Laura Bolton, a teacher at William Saroyan Elementary in Fresno, who spoke to EdSource earlier about her students’ keyboard challenges, recently gave the Smarter Balanced midterms to her 3rd-graders. She said her students struggled with the instructions and added that they were not appropriate for the age of her students.

“It’s using vocabulary that we just don’t use,” she said. The language, she said, should be much more “kid-friendly.”

Vito Chiala, principal of Overfelt High School in San Jose, sought feedback from students to find out how the school could better prepare them for the required Smarter Balanced Assessments.

Three students who took the English and math practice test also found the instructions challenging. Ninth-grader Maria Vargas, for example,  said she didn’t know how to make the online calculator work on the test.

Photo by Laurie Udesky/EdSource Today

Overfelt High School students (from left to right) Maria Vargas, Jazmin Martinez and Esmerelda Corona share their experiences of taking the Smarter Balanced practice test.

“I needed someone to explain the directions to me,” she said. “I had to keep raising my hand and asking ‘how do you do this?’”

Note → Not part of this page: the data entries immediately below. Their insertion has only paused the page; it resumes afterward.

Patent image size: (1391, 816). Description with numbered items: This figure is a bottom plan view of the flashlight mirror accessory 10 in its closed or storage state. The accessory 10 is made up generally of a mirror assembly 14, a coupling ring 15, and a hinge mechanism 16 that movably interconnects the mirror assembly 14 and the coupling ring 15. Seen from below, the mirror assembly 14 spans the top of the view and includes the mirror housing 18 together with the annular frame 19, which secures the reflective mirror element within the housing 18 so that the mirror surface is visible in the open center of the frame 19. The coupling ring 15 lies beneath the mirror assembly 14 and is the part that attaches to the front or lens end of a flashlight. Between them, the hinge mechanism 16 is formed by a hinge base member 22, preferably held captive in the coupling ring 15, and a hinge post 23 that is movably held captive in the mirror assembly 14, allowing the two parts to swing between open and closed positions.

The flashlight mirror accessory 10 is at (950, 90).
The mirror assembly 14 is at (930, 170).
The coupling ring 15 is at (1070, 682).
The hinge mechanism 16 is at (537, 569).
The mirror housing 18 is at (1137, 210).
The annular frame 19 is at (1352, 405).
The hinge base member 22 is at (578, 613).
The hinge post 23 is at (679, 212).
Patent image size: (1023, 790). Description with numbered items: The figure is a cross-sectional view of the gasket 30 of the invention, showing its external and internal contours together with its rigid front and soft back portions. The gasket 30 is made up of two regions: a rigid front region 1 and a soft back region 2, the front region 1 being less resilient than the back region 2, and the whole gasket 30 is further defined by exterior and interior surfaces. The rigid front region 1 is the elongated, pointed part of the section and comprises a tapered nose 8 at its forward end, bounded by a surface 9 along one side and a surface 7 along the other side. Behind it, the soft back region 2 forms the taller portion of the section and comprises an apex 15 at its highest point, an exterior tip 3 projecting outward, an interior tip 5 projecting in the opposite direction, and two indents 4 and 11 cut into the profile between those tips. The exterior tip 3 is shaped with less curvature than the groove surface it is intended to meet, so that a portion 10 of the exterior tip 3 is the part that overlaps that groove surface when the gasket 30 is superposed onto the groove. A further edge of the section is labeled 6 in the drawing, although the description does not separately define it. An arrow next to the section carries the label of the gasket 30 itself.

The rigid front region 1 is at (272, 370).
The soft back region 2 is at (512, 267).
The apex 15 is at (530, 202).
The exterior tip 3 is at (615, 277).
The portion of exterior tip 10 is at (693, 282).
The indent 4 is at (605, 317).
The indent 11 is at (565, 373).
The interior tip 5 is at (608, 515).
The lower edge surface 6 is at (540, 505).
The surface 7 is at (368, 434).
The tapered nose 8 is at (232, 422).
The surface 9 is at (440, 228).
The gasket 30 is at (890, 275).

Chiala gave students an hour to complete each subject area. But 11th-grader Esmerelda Corona said she could not decipher from the test instructions how many sections she had to complete, and she didn’t realize there were more sections until after finishing the first one.

“I went ‘Oh, I’m done,’” Corona said. “That was after 20 minutes, and I probably had two sections to go.”

Long, the Bayshore Elementary teacher, said her students spent a previous class learning how to log in to the practice test. So when they sat down to take it again, they were able to log in quickly and didn’t have problems. Her district is planning more training for teachers to help students take the practice test and she’s since developed more lessons to mirror the format and content of both the math and English language arts sections of the practice test.

“They were really having to remember many different things (from the instructions) in order to do just one task,” she said. To make sure they are fully prepared for the Common Core assessments, “I’m going to have to break it down and show them, so they’re not going to get overwhelmed.”